Des statues d’or et d’argent décoraient ses nombreuses chapelles; tout autour du chœur, fermé d’une magnifique balustrade dorée, étaient les tombeaux des princes ecclésiastiques de Liège histoire sculptée de cette grande ville. Tout cela fut détruit par nos soldats, aidés de ce peuple qui, aujourd’hui, baise les dalles de ses églises relevées, et qui démolissait alors l’œuvre de ses sueurs et de ses croyances. Nos généraux républicains abattaient des cathédrales comme ils auraient abattu des forts. Ils ne comprenaient rien à cet art. La passion pour l’architecture gothique, qui est un goût d’hier, et derrière laquelle se cache l’indifférence religieuse, ne protégeait pas alors les grands monumens, et les pierres de l’église, au lieu d’être comme aujourd’hui des joyaux de sculpture, et des pensées d’art inoffensives, paraissaient alors, comme les pierres des bastilles, coupables de la tyrannie des princes ecclésiastiques, et cimentées avec le sang des peuples.

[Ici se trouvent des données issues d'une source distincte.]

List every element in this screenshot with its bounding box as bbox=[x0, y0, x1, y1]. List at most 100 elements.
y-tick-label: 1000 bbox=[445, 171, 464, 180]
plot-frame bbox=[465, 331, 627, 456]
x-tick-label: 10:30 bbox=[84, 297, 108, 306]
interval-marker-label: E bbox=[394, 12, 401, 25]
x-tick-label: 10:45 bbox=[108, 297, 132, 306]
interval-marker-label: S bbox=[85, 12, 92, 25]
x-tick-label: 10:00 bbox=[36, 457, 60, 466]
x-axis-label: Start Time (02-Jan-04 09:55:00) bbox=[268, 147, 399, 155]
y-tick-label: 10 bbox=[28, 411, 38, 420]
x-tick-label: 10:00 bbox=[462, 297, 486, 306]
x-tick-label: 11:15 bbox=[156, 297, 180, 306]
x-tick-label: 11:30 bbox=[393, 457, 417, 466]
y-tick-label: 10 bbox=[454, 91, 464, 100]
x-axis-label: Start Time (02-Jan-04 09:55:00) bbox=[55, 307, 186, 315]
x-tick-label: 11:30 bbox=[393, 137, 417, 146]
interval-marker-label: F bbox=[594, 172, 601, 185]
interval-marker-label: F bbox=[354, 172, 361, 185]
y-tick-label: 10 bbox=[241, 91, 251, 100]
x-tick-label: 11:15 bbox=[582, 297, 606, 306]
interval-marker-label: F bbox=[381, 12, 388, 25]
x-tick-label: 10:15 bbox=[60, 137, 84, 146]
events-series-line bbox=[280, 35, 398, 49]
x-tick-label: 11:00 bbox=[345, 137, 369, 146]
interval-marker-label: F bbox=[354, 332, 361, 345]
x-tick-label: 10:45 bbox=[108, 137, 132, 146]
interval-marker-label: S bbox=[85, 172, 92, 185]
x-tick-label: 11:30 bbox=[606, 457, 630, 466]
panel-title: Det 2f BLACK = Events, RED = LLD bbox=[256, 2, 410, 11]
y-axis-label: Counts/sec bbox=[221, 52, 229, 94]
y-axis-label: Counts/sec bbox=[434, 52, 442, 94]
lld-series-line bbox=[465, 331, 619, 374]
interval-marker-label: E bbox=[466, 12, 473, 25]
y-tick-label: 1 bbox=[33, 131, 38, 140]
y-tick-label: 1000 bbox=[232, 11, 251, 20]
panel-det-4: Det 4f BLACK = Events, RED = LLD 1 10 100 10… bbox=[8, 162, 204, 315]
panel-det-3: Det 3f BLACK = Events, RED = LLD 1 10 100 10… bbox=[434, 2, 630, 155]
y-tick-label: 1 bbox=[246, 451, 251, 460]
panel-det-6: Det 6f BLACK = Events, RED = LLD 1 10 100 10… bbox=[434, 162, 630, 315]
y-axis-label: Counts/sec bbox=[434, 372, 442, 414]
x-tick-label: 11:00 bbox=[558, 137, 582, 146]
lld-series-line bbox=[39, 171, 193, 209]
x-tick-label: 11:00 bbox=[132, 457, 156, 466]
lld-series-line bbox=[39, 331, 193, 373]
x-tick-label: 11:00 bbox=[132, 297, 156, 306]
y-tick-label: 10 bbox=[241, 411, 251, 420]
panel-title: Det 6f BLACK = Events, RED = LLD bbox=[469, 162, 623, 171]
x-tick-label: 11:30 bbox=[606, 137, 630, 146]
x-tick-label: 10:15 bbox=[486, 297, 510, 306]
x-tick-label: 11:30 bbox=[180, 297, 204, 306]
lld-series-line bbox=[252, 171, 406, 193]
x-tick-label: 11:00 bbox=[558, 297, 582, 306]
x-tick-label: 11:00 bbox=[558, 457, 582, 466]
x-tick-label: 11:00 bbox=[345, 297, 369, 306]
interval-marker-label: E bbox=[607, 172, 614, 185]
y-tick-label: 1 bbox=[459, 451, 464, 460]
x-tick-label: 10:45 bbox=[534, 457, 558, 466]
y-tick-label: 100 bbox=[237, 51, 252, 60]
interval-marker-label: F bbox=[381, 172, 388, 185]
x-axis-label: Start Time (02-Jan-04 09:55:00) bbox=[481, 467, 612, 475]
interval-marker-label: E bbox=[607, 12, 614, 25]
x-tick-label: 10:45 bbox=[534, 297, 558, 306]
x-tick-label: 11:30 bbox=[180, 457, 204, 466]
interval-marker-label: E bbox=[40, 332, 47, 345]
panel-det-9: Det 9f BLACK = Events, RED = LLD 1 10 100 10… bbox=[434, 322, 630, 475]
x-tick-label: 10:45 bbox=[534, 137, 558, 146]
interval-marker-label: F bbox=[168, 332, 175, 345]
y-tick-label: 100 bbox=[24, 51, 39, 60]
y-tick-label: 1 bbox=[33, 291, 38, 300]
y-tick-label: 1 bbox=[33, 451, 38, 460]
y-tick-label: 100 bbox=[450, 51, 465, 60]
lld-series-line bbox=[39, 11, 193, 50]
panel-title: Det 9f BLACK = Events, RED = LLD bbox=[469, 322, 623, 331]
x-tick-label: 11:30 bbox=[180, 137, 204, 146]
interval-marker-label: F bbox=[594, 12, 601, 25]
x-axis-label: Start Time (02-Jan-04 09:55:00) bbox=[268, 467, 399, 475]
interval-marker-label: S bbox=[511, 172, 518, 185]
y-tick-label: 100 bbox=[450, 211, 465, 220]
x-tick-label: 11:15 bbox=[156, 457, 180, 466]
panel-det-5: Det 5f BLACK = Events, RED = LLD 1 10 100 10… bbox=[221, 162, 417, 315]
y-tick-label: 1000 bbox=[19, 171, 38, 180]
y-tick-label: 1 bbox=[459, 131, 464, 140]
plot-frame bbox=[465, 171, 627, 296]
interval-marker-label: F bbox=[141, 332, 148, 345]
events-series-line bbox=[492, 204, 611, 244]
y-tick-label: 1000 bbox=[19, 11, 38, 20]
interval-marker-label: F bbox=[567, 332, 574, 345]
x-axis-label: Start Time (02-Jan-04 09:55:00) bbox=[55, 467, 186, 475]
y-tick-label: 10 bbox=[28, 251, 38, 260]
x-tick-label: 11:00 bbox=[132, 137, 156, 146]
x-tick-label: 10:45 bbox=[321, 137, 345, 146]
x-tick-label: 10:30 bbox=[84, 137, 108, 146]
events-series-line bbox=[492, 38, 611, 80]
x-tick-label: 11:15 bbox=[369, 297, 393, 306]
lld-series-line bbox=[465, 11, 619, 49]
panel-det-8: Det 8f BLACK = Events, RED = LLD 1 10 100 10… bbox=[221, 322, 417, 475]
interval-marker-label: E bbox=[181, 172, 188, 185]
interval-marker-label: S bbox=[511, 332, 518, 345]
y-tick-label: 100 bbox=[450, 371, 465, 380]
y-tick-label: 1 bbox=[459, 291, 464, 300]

Liege ruine de St-LambertL’homme quelquefois perd le sens de ses propres œuvres, méconnaît son génie, et détruit les monumens de sa grandeur. Est-ce donc pour échapper à la science qu’il en fait disparaître les témoignages visibles?

Est-ce que ce serait trop pour sa frêle sagesse, d’un monde où le génie de toutes les générations humaines serait représenté par des monumens encore debout? »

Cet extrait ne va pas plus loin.